Kilka miesięcy temu rozmawialiśmy o tym, jak WhatsApp i inne podobne aplikacje mogą zacząć oferować interoperacyjność dzięki nowej ustawie o rynku cyfrowym lub DMA, która umieściłaby na czarnej liście praktyki antykonkurencyjne. Cóż, ustawa została w końcu uchwalona przez UE, a teraz duże firmy technologiczne, takie jak Google, Facebook i inne, są pod znacznie większą kontrolą niż kiedyś.

Prawodawcy UE podpisali, że są poważne o zapewnienie, że siła rynkowa gigantów technologicznych jest ograniczona. Przyjęli teraz dwa zestawy przepisów, które powinny przenieść egzekwowanie przepisów antymonopolowych w UE na inny nowy poziom, zwłaszcza w przypadku firm takich jak Apple, Facebook, Google i inne.

Google, Facebook, Apple, Amazon, i inne duże firmy technologiczne będą teraz musiały być zgodne dzięki DMA i DSA UE

Parlament UE usankcjonował nową ustawę o usługach cyfrowych (DSA) i DMA; akty te zmusiłyby duże platformy komunikacyjne do współdziałania z podobnymi usługami, a to również wymagałoby od gigantów technologii ułatwiania odinstalowywania wstępnie załadowanych aplikacji na dowolnym urządzeniu. Ponadto nowe polityki UE mają również umożliwić konsumentom pobieranie aplikacji z dowolnego wybranego przez siebie źródła zewnętrznego. Oznaczałoby to, że Google i inne firmy musiałyby się dostosować, a samo zablokowanie konsumentów to jedna rzecz, która nie będzie już działać.

Ponadto, wydaje się, że nowy zbiór przepisów również daje konsumentom większy wybór, uniemożliwiając Big Tech faworyzowanie ich usług.
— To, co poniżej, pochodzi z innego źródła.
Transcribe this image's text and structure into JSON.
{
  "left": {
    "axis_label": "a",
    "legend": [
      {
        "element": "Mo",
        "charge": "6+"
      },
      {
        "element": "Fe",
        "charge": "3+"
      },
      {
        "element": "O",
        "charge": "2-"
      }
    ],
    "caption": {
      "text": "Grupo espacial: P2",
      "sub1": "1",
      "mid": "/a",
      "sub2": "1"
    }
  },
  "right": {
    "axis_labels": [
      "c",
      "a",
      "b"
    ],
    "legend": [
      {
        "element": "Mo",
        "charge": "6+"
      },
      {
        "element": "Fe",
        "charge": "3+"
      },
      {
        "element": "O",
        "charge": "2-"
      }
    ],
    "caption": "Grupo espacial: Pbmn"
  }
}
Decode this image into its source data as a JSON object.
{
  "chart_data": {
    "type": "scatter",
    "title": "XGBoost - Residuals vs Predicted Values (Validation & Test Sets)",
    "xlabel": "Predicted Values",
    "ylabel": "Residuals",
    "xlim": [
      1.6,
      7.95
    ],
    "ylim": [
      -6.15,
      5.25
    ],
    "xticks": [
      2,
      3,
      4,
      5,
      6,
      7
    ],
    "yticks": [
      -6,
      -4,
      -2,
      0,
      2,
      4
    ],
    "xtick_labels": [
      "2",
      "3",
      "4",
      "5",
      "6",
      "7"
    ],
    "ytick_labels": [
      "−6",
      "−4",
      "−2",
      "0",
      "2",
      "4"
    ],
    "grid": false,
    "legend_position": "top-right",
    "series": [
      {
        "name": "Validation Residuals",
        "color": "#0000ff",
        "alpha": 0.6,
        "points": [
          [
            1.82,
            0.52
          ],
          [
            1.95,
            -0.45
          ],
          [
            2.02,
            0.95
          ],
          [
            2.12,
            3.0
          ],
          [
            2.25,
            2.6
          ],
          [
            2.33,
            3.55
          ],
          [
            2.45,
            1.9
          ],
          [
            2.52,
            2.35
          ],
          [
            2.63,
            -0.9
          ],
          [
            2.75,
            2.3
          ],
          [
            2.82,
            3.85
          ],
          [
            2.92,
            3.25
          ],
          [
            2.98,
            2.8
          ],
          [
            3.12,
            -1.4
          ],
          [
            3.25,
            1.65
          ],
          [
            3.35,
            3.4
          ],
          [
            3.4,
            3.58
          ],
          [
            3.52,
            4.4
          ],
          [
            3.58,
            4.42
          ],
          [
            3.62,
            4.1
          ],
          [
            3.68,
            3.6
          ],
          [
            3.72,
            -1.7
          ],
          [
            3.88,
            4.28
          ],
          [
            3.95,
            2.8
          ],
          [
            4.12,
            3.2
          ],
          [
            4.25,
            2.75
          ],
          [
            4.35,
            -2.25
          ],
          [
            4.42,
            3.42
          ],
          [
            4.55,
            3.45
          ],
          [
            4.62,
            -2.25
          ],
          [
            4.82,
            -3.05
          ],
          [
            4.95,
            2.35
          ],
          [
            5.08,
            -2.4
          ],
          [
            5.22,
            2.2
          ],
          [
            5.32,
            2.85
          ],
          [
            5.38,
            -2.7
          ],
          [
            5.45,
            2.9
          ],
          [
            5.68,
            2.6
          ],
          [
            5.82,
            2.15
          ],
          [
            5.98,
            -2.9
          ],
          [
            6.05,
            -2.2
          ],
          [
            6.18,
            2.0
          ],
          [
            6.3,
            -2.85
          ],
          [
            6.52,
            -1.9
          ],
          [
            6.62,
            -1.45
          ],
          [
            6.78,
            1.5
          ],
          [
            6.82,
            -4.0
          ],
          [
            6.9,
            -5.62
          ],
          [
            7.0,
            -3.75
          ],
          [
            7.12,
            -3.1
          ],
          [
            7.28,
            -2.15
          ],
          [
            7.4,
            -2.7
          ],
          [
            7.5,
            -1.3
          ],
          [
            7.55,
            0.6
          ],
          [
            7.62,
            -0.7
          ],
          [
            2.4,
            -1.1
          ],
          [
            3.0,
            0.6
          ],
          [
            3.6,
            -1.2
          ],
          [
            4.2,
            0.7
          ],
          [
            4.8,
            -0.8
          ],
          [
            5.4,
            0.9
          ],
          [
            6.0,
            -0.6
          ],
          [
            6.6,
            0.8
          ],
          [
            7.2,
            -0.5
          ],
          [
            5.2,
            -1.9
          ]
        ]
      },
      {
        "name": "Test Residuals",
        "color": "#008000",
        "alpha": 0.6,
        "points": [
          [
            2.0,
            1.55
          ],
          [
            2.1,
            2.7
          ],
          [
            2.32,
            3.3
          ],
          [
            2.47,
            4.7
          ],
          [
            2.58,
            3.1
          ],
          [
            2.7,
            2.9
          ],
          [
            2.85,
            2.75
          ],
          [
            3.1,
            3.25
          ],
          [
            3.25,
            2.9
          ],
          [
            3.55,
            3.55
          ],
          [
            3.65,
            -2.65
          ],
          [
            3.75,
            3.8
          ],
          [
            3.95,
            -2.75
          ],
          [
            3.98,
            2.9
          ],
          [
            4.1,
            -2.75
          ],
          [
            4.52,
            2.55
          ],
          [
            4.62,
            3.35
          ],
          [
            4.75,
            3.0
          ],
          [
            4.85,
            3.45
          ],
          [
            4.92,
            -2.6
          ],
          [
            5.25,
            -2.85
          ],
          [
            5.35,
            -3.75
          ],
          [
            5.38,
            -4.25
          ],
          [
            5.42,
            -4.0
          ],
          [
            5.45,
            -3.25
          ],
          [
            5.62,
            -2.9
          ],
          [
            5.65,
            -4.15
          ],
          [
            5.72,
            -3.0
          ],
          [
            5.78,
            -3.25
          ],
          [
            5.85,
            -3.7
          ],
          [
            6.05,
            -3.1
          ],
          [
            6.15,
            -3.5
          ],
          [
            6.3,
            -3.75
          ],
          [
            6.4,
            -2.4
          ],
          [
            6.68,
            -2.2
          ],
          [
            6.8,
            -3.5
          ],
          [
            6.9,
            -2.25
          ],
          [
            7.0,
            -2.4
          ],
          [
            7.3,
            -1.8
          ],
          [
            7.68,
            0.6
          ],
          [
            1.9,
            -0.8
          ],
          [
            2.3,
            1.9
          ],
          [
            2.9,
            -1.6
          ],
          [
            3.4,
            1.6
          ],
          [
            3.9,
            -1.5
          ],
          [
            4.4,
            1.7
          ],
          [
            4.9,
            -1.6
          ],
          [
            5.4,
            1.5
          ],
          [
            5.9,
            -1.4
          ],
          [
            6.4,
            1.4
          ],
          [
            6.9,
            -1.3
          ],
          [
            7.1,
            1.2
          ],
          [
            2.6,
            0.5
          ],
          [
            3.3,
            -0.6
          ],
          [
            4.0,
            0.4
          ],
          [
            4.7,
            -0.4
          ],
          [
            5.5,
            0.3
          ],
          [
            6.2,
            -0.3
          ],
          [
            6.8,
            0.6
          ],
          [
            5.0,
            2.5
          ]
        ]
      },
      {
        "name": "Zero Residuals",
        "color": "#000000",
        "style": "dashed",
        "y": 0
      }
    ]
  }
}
Firmy uzyskają dostęp do danych generowanych na tych platformach i bezpośrednio przetwarzają transakcje. Na przykład uniemożliwi to Google zmuszanie programistów do korzystania z metody rozliczeń w Google Play w przypadku zakupów w aplikacji.

Idąc dalej, nowy zbiór zasad będzie również ukierunkowany na praktyki antykonkurencyjne gigantów technologicznych które są uważane za „strażników”, w tym Google, Facebook, Apple, Microsoft i Amazon. Na przykład aplikacje takie jak WhatsApp i Messenger będą wymagane, aby umożliwić platformom stron trzecich współpracę z ich usługami. Potencjalnie położyłoby to kres obserwowanemu przez nas efektowi „zablokowania”, w którym doświadczenie użytkownika jest ograniczone do jednej platformy.

Ponadto strażnicy nie będą już mogli faworyzować swoich usług i przetwarzania danych osobowych użytkowników na potrzeby reklam kierowanych bez uprzedniej zgody. oznacza to, że mniejsze platformy cyfrowe będą miały większe szanse na konkurowanie z wielkimi gigantami technologicznymi.

Ważne jest, aby wiedzieć, że ważną częścią tego nowego zbioru przepisów są bardziej rygorystyczne środki UE mające na celu powstrzymanie rozprzestrzeniania się nielegalne treści online i zapobiegać ukierunkowanym reklamom, które wykorzystują wrażliwe dane. Stara się również radzić sobie z wprowadzającymi w błąd treściami, co wspierają również inni giganci technologiczni.

Przestępcy zostaną ukarani grzywną w wysokości do 10% ich całkowitego globalnego obrotu w poprzednim roku finansowym lub do 20% w przypadku wielokrotnych wykroczeń. Aby zapewnić działanie tych zasad, UE utworzy grupę zadaniową, która będzie składać się z około 80 urzędników, w oparciu o raport.

Pomimo tego Europejska Organizacja Konsumentów (BEUC) wyraziła obawy, że zasoby utrudnią egzekwowanie przepisów. Zastępca dyrektora generalnego BEUC, Ursula Pachl, zasugerowała, aby KE dodała więcej ekspertów do grupy zadaniowej, aby poprawić monitorowanie praktyk rynkowych Big Tech.

Thierry Breton, komisarz UE ds. rynku wewnętrznego, zmniejszył obawy o nieskuteczne egzekwowanie i wspomniał, że Komisja „przesuwa istniejące zasoby” i planuje „zwiększyć rekrutację w przyszłym roku i 2024”.